Crew:Writers: Agnes Swiercz, Jesse Damiani. Producers: Agnes Swiercz, Zada Clarke. Cinematography : Marcin Kapron; Editing : Iza Pająk; Sound and Sound Design : Marcin Lenarczyk; Music : Alva Noto, Olafur Arnalds, Nils Frahm, Thomas Knak

Email:therocketgirlfestivals@gmail.com

Synopsis

Rocket Girl is an intimate portrait of a young girl, Eleni, as she navigates adolescence while pursuing her passion of building rockets. The film weaves together an honest depiction of the awkward and timeless coming of age story, with a peek into the competitive, male dominated and intense community of Rocketry. It’s the story of a girl who marches to the beat of her own drum, against the grain of societies expectations about what she should be or do—a girl who believes that even the sky isn’t the limit.

About the director

Agnieszka Swiercz is a Polish- American filmmaker and an artist, based in New York City and Stockholm. She is a graduate of the Academy of Fine Arts in Poznań, where she specialized in Film, TV, and Photography. Additionally, she holds a degree in Art History from Adam Mickiewicz University in Poznań and completed her studies at the Andrzej Wajda Master School of Film Directing. With extensive experience as a director, she has contributed to various feature films and TV productions for major European networks, including TVN, Polish National Television, and Polsat. Her recent documentary, co-written with a focus on impactful storytelling, "At the Edge of Russia," has garnered multiple awards at international festivals, including the Magic Hour Award at the +Doc Film Festival, the Silver Eye Award at Jihlava, and the Golden Pram Award at the Zagreb Film Festival. It was also nominated for Best Documentary by the Cinema Eye Honors for Nonfiction Filmmaking in New York. In addition to her work as a documentary filmmaker her fine art has been shown in many solo and collective art shows internationally.

Website Filmography

Filmmaker's note

Eleni is a young girl who refuses to be confined by society’s expectations, pursuing her passions with a fearlessness that makes even the sky feel like just the beginning. She believes in possibility, and in doing so, she embodies the courage, curiosity, and determination that so often define the moments when a life begins to take shape.
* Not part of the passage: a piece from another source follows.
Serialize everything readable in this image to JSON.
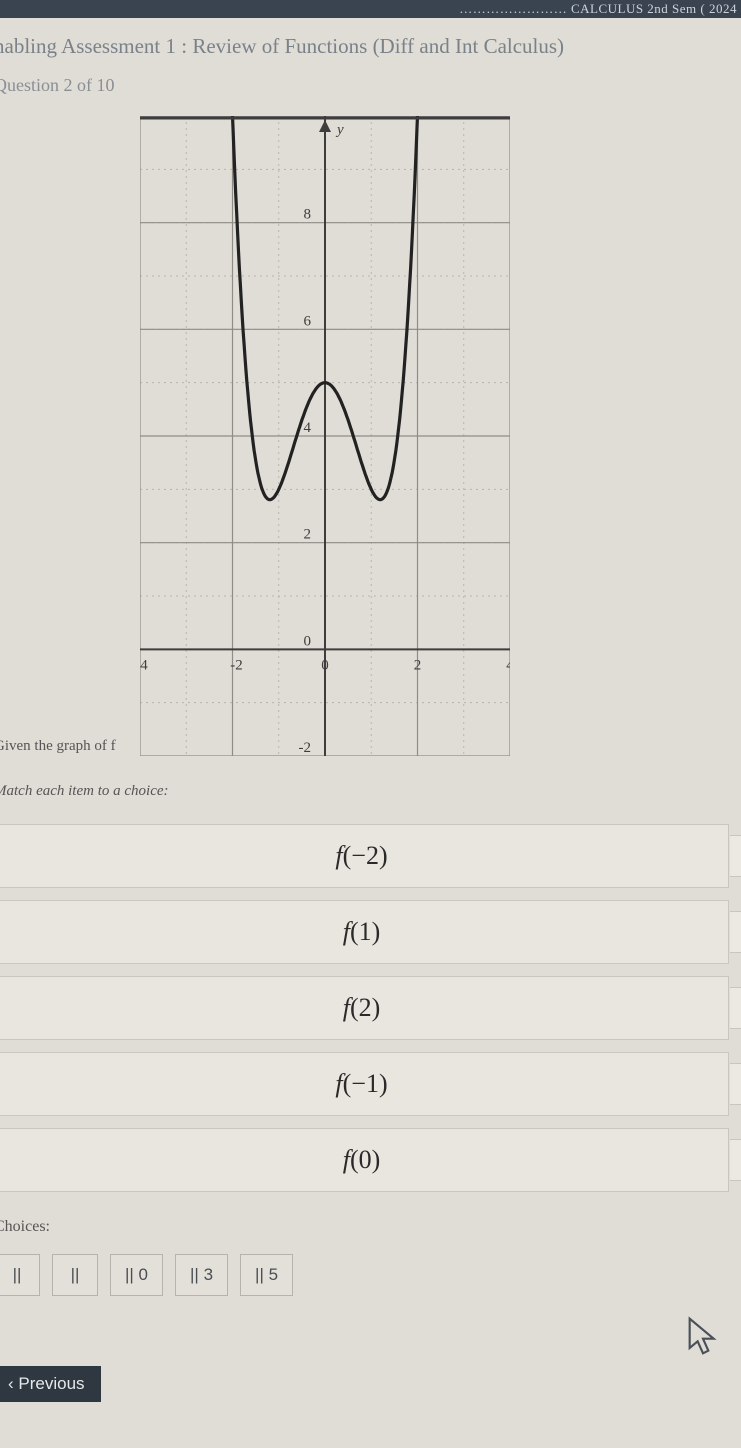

This film is deeply personal to me. Eleni’s story mirrors my own teenage years and the powerful curiosity I once had for technology. I grew up on the German–Polish–Czech border in the 1990s and attended a technical high school specializing in electronics and coding. I was the only girl in my class, surrounded by boys — much like Eleni in the field of rocketry. I was driven and passionate, yet constantly reminded that a girl could “never be as good as a boy” in STEM.
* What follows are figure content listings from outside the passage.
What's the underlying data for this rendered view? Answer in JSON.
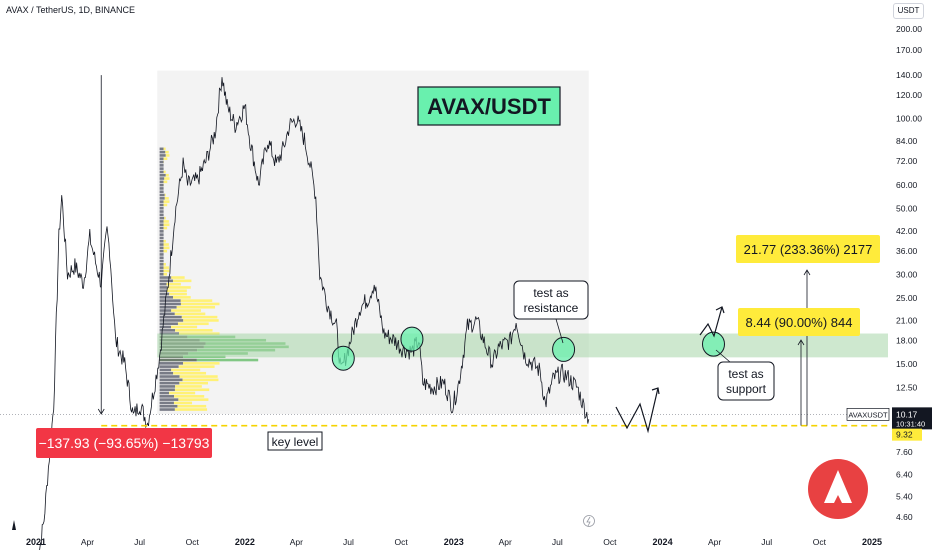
{
  "header": {
    "symbol": "AVAX / TetherUS, 1D, BINANCE",
    "currency": "USDT"
  },
  "chart_data": {
    "type": "line",
    "title": "AVAX/USDT",
    "x_range": [
      "2021-01",
      "2025-01"
    ],
    "y_scale": "log",
    "y_ticks": [
      "200.00",
      "170.00",
      "140.00",
      "120.00",
      "100.00",
      "84.00",
      "72.00",
      "60.00",
      "50.00",
      "42.00",
      "36.00",
      "30.00",
      "25.00",
      "21.00",
      "18.00",
      "15.00",
      "12.50",
      "10.17",
      "9.32",
      "7.60",
      "6.40",
      "5.40",
      "4.60"
    ],
    "x_ticks": [
      "2021",
      "Apr",
      "Jul",
      "Oct",
      "2022",
      "Apr",
      "Jul",
      "Oct",
      "2023",
      "Apr",
      "Jul",
      "Oct",
      "2024",
      "Apr",
      "Jul",
      "Oct",
      "2025"
    ],
    "series": [
      {
        "values": [
          [
            "2021-01-01",
            3.0
          ],
          [
            "2021-01-15",
            4.5
          ],
          [
            "2021-02-01",
            11
          ],
          [
            "2021-02-10",
            40
          ],
          [
            "2021-02-15",
            55
          ],
          [
            "2021-02-25",
            30
          ],
          [
            "2021-03-10",
            32
          ],
          [
            "2021-03-25",
            28
          ],
          [
            "2021-04-05",
            40
          ],
          [
            "2021-04-15",
            33
          ],
          [
            "2021-04-25",
            28
          ],
          [
            "2021-05-05",
            42
          ],
          [
            "2021-05-10",
            36
          ],
          [
            "2021-05-20",
            18
          ],
          [
            "2021-06-05",
            15
          ],
          [
            "2021-06-20",
            10
          ],
          [
            "2021-07-01",
            11
          ],
          [
            "2021-07-15",
            9.5
          ],
          [
            "2021-07-25",
            12
          ],
          [
            "2021-08-05",
            16
          ],
          [
            "2021-08-20",
            28
          ],
          [
            "2021-09-01",
            48
          ],
          [
            "2021-09-15",
            70
          ],
          [
            "2021-09-23",
            60
          ],
          [
            "2021-10-10",
            62
          ],
          [
            "2021-10-25",
            72
          ],
          [
            "2021-11-10",
            90
          ],
          [
            "2021-11-22",
            140
          ],
          [
            "2021-12-01",
            110
          ],
          [
            "2021-12-15",
            95
          ],
          [
            "2022-01-01",
            110
          ],
          [
            "2022-01-10",
            85
          ],
          [
            "2022-01-25",
            60
          ],
          [
            "2022-02-10",
            85
          ],
          [
            "2022-02-25",
            70
          ],
          [
            "2022-03-10",
            80
          ],
          [
            "2022-03-20",
            95
          ],
          [
            "2022-04-01",
            100
          ],
          [
            "2022-04-15",
            85
          ],
          [
            "2022-04-25",
            70
          ],
          [
            "2022-05-05",
            55
          ],
          [
            "2022-05-12",
            30
          ],
          [
            "2022-05-25",
            24
          ],
          [
            "2022-06-10",
            20
          ],
          [
            "2022-06-18",
            14
          ],
          [
            "2022-07-01",
            17
          ],
          [
            "2022-07-20",
            23
          ],
          [
            "2022-08-05",
            25
          ],
          [
            "2022-08-15",
            28
          ],
          [
            "2022-09-01",
            19
          ],
          [
            "2022-09-20",
            18
          ],
          [
            "2022-10-01",
            17
          ],
          [
            "2022-10-20",
            16.5
          ],
          [
            "2022-11-01",
            18
          ],
          [
            "2022-11-08",
            13
          ],
          [
            "2022-11-25",
            12.5
          ],
          [
            "2022-12-15",
            13
          ],
          [
            "2022-12-30",
            10.8
          ],
          [
            "2023-01-10",
            13
          ],
          [
            "2023-01-25",
            20
          ],
          [
            "2023-02-10",
            21
          ],
          [
            "2023-02-20",
            18.5
          ],
          [
            "2023-03-10",
            15
          ],
          [
            "2023-03-20",
            17
          ],
          [
            "2023-04-10",
            18
          ],
          [
            "2023-04-20",
            21
          ],
          [
            "2023-05-05",
            16
          ],
          [
            "2023-06-01",
            14.2
          ],
          [
            "2023-06-10",
            11
          ],
          [
            "2023-06-25",
            13.5
          ],
          [
            "2023-07-10",
            14
          ],
          [
            "2023-07-20",
            13.5
          ],
          [
            "2023-08-05",
            12.5
          ],
          [
            "2023-08-15",
            11
          ],
          [
            "2023-08-25",
            9.8
          ]
        ]
      }
    ],
    "current_price": {
      "label": "AVAXUSDT",
      "value": "10.17",
      "countdown": "10:31:40"
    },
    "key_level_value": "9.32",
    "annotations": {
      "title_box": "AVAX/USDT",
      "drawdown": "−137.93 (−93.65%) −13793",
      "key_level": "key level",
      "resistance": "test as resistance",
      "support": "test as support",
      "target1": "8.44 (90.00%) 844",
      "target2": "21.77 (233.36%) 2177"
    },
    "colors": {
      "zone": "#a5d6a7",
      "yellow": "#ffeb3b",
      "red": "#f23645",
      "title_bg": "#69f0ae",
      "profile_gray": "#787b86",
      "profile_yellow": "#fff176",
      "profile_green": "#81c784",
      "avax_red": "#e84142"
    }
  }
}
Unlike Eleni, I eventually turned away from that path and redirected my energy toward the arts. Since then, my work has consistently explored questions of gender equality and representation. Years later, after the birth of my daughter while I was living in New York City, I experienced postpartum depression and lost the sense of drive that had once defined me. In search of that energy again, I set out to make a film about a teenage girl who embodies the determination I once felt.

When I met Eleni, I was immediately drawn to her fearless spirit, her perseverance, and her ability to stay true to herself during a time in life that can be deeply confusing. What moved me most was her generosity toward others. Eleni represents a form of female strength rooted not only in ambition, but in solidarity and care for her community. In a world that urgently needs new role models, she embodies the kind of energy, courage, and sisterhood that can inspire the next generation.

Rocket Girl also doubles as a portrait of America. Eleni’s multicultural heritage, her family’s financial reality, and the political climate shaping the country today reflect what it means to grow up middle-class in the United States at this moment in time.

Through an intimate observational approach, the film follows Eleni during a pivotal moment in her life, capturing the fragile space where ambition, identity, and the realities of growing up begin to intersect. At its heart, however, this is a coming-of-age story — a girl navigating her way into adulthood.

I am drawn to that magical moment when a dream is born and begins to take shape — when a girl believes that even the sky isn’t the limit, and sets out to prove it.